Meeting in San Francisco, the executive board of the 1.8 million-member Service Employees International Union authorized its executive committee to decide if and when to "disaffiliate" from the AFL-CIO, though no decision has been made about whether SEIU will leave the federation, said spokesman Ben Boyd.
The board said it acted after executive boards of local unions representing 70 percent of SEIU membership adopted resolutions authorizing disaffiliation from the AFL-CIO, the national federation of more than 50 unions formed five decades at the height of organized labor's power.
"The union movement must focus on uniting with the 9 out of 10 workers who have no union," the board said in a statement. "We cannot help workers make major advances in each industry as long as the AFL-CIO structure and rules condone and reward union strategies that divide workers' strength in each industry."
AFL-CIO officials could be reached for comment on Saturday.
The SEIU board's move comes as labor leaders debate how to reform the labor movement and stem a steep decline in union membership. While more than 30 percent of American workers belonged to unions 50 years ago, only about 12 percent are union members today.

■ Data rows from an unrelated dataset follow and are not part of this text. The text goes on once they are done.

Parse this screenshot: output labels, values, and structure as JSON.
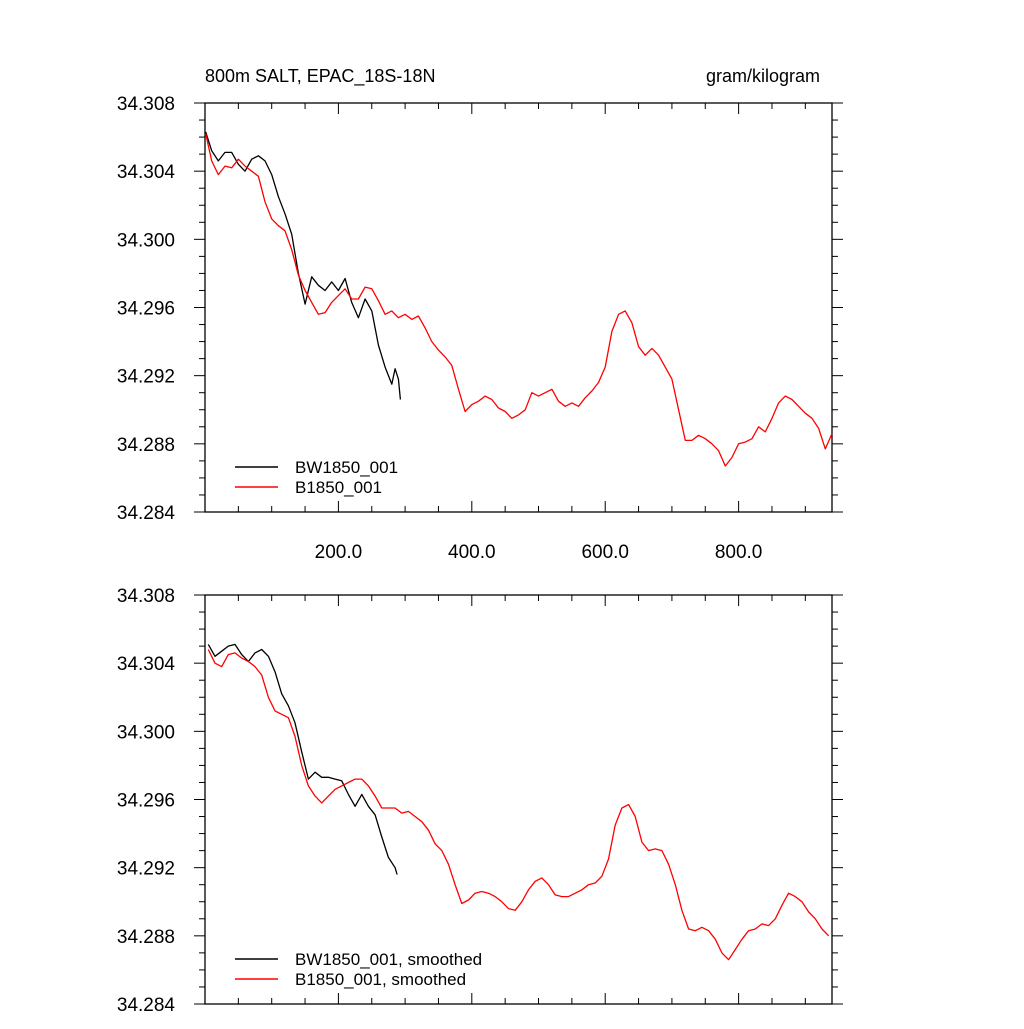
{
  "chart_data": [
    {
      "type": "line",
      "title": "800m SALT, EPAC_18S-18N",
      "units": "gram/kilogram",
      "xlim": [
        0,
        940
      ],
      "ylim": [
        34.284,
        34.308
      ],
      "xticks": [
        200,
        400,
        600,
        800
      ],
      "xtick_labels": [
        "200.0",
        "400.0",
        "600.0",
        "800.0"
      ],
      "yticks": [
        34.284,
        34.288,
        34.292,
        34.296,
        34.3,
        34.304,
        34.308
      ],
      "ytick_labels": [
        "34.284",
        "34.288",
        "34.292",
        "34.296",
        "34.300",
        "34.304",
        "34.308"
      ],
      "legend_position": "bottom-left",
      "series": [
        {
          "name": "BW1850_001",
          "color": "#000000",
          "x": [
            1,
            10,
            20,
            30,
            40,
            50,
            60,
            70,
            80,
            90,
            100,
            110,
            120,
            130,
            140,
            150,
            160,
            170,
            180,
            190,
            200,
            210,
            220,
            230,
            240,
            250,
            260,
            270,
            280,
            285,
            290,
            293
          ],
          "y": [
            34.3063,
            34.3052,
            34.3046,
            34.3051,
            34.3051,
            34.3044,
            34.304,
            34.3047,
            34.3049,
            34.3046,
            34.3038,
            34.3025,
            34.3015,
            34.3003,
            34.298,
            34.2962,
            34.2978,
            34.2973,
            34.297,
            34.2975,
            34.297,
            34.2977,
            34.2963,
            34.2954,
            34.2965,
            34.2958,
            34.2938,
            34.2925,
            34.2915,
            34.2924,
            34.2918,
            34.2906
          ]
        },
        {
          "name": "B1850_001",
          "color": "#ff0000",
          "x": [
            1,
            10,
            20,
            30,
            40,
            50,
            60,
            70,
            80,
            90,
            100,
            110,
            120,
            130,
            140,
            150,
            160,
            170,
            180,
            190,
            200,
            210,
            220,
            230,
            240,
            250,
            260,
            270,
            280,
            290,
            300,
            310,
            320,
            330,
            340,
            350,
            360,
            370,
            380,
            390,
            400,
            410,
            420,
            430,
            440,
            450,
            460,
            470,
            480,
            490,
            500,
            510,
            520,
            530,
            540,
            550,
            560,
            570,
            580,
            590,
            600,
            610,
            620,
            630,
            640,
            650,
            660,
            670,
            680,
            690,
            700,
            710,
            720,
            730,
            740,
            750,
            760,
            770,
            780,
            790,
            800,
            810,
            820,
            830,
            840,
            850,
            860,
            870,
            880,
            890,
            900,
            910,
            920,
            930,
            940
          ],
          "y": [
            34.3062,
            34.3046,
            34.3038,
            34.3043,
            34.3042,
            34.3047,
            34.3043,
            34.304,
            34.3037,
            34.3022,
            34.3012,
            34.3008,
            34.3005,
            34.2994,
            34.2979,
            34.297,
            34.2963,
            34.2956,
            34.2957,
            34.2963,
            34.2967,
            34.2971,
            34.2965,
            34.2965,
            34.2972,
            34.2971,
            34.2964,
            34.2956,
            34.2958,
            34.2954,
            34.2956,
            34.2953,
            34.2955,
            34.2948,
            34.294,
            34.2935,
            34.2931,
            34.2926,
            34.2912,
            34.2899,
            34.2903,
            34.2905,
            34.2908,
            34.2906,
            34.2901,
            34.2899,
            34.2895,
            34.2897,
            34.29,
            34.291,
            34.2908,
            34.291,
            34.2912,
            34.2905,
            34.2902,
            34.2904,
            34.2902,
            34.2907,
            34.2911,
            34.2916,
            34.2925,
            34.2946,
            34.2956,
            34.2958,
            34.2951,
            34.2937,
            34.2932,
            34.2936,
            34.2932,
            34.2925,
            34.2918,
            34.29,
            34.2882,
            34.2882,
            34.2885,
            34.2883,
            34.288,
            34.2876,
            34.2867,
            34.2872,
            34.288,
            34.2881,
            34.2883,
            34.289,
            34.2887,
            34.2895,
            34.2904,
            34.2908,
            34.2906,
            34.2902,
            34.2898,
            34.2895,
            34.2889,
            34.2877,
            34.2886
          ]
        }
      ]
    },
    {
      "type": "line",
      "title": "",
      "xlim": [
        0,
        940
      ],
      "ylim": [
        34.284,
        34.308
      ],
      "xticks": [
        200,
        400,
        600,
        800
      ],
      "yticks": [
        34.284,
        34.288,
        34.292,
        34.296,
        34.3,
        34.304,
        34.308
      ],
      "ytick_labels": [
        "34.284",
        "34.288",
        "34.292",
        "34.296",
        "34.300",
        "34.304",
        "34.308"
      ],
      "legend_position": "bottom-left",
      "series": [
        {
          "name": "BW1850_001, smoothed",
          "color": "#000000",
          "x": [
            5,
            15,
            25,
            35,
            45,
            55,
            65,
            75,
            85,
            95,
            105,
            115,
            125,
            135,
            145,
            155,
            165,
            175,
            185,
            195,
            205,
            215,
            225,
            235,
            245,
            255,
            265,
            275,
            285,
            288
          ],
          "y": [
            34.3051,
            34.3044,
            34.3047,
            34.305,
            34.3051,
            34.3045,
            34.3041,
            34.3046,
            34.3048,
            34.3044,
            34.3035,
            34.3022,
            34.3015,
            34.3005,
            34.2988,
            34.2972,
            34.2976,
            34.2973,
            34.2973,
            34.2972,
            34.2971,
            34.2963,
            34.2956,
            34.2963,
            34.2956,
            34.2951,
            34.2938,
            34.2926,
            34.292,
            34.2916
          ]
        },
        {
          "name": "B1850_001, smoothed",
          "color": "#ff0000",
          "x": [
            5,
            15,
            25,
            35,
            45,
            55,
            65,
            75,
            85,
            95,
            105,
            115,
            125,
            135,
            145,
            155,
            165,
            175,
            185,
            195,
            205,
            215,
            225,
            235,
            245,
            255,
            265,
            275,
            285,
            295,
            305,
            315,
            325,
            335,
            345,
            355,
            365,
            375,
            385,
            395,
            405,
            415,
            425,
            435,
            445,
            455,
            465,
            475,
            485,
            495,
            505,
            515,
            525,
            535,
            545,
            555,
            565,
            575,
            585,
            595,
            605,
            615,
            625,
            635,
            645,
            655,
            665,
            675,
            685,
            695,
            705,
            715,
            725,
            735,
            745,
            755,
            765,
            775,
            785,
            795,
            805,
            815,
            825,
            835,
            845,
            855,
            865,
            875,
            885,
            895,
            905,
            915,
            925,
            935
          ],
          "y": [
            34.3048,
            34.304,
            34.3038,
            34.3045,
            34.3046,
            34.3043,
            34.3041,
            34.3038,
            34.3033,
            34.302,
            34.3012,
            34.301,
            34.3008,
            34.2997,
            34.298,
            34.2968,
            34.2962,
            34.2958,
            34.2962,
            34.2966,
            34.2968,
            34.297,
            34.2972,
            34.2972,
            34.2968,
            34.2962,
            34.2955,
            34.2955,
            34.2955,
            34.2952,
            34.2953,
            34.295,
            34.2947,
            34.2942,
            34.2934,
            34.293,
            34.2922,
            34.291,
            34.2899,
            34.2901,
            34.2905,
            34.2906,
            34.2905,
            34.2903,
            34.29,
            34.2896,
            34.2895,
            34.29,
            34.2907,
            34.2912,
            34.2914,
            34.291,
            34.2904,
            34.2903,
            34.2903,
            34.2905,
            34.2907,
            34.291,
            34.2911,
            34.2915,
            34.2925,
            34.2945,
            34.2955,
            34.2957,
            34.295,
            34.2935,
            34.293,
            34.2931,
            34.293,
            34.2922,
            34.291,
            34.2895,
            34.2884,
            34.2883,
            34.2885,
            34.2883,
            34.2878,
            34.287,
            34.2866,
            34.2872,
            34.2878,
            34.2883,
            34.2884,
            34.2887,
            34.2886,
            34.289,
            34.2898,
            34.2905,
            34.2903,
            34.29,
            34.2894,
            34.289,
            34.2884,
            34.288
          ]
        }
      ]
    }
  ]
}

Labor leaders blame a variety of factors -- trade agreements, poor enforcement of labor laws, Republican tax policies and the shift away from an industrial-based economy.
SEIU leaders have threatened to leave the AFL-CIO unless the federation commits to a dramatic reorganization. The SEIU wants the AFL-CIO to cut its budget by more than 50 percent and use the savings to boost organizing by member unions.
"We fundamentally think the AFL should devote more time, energy and resources to organizing," Boyd said Saturday. "But it's not just about AFL resources. It's about structural reforms and how you achieve those growth goals."
AFL-CIO President Sweeney, who faces a tough re-election bid this summer, has said he's done plenty to increase membership over the past ten years, and has pledged to do more.
During a speech Monday in St. Louis, Sweeney said he supports restructuring the AFL-CIO to build more powerful state and local labor movements, while creating a permanent way to mobilize members to organize, carry out political activities and back up contract campaigns and strikes.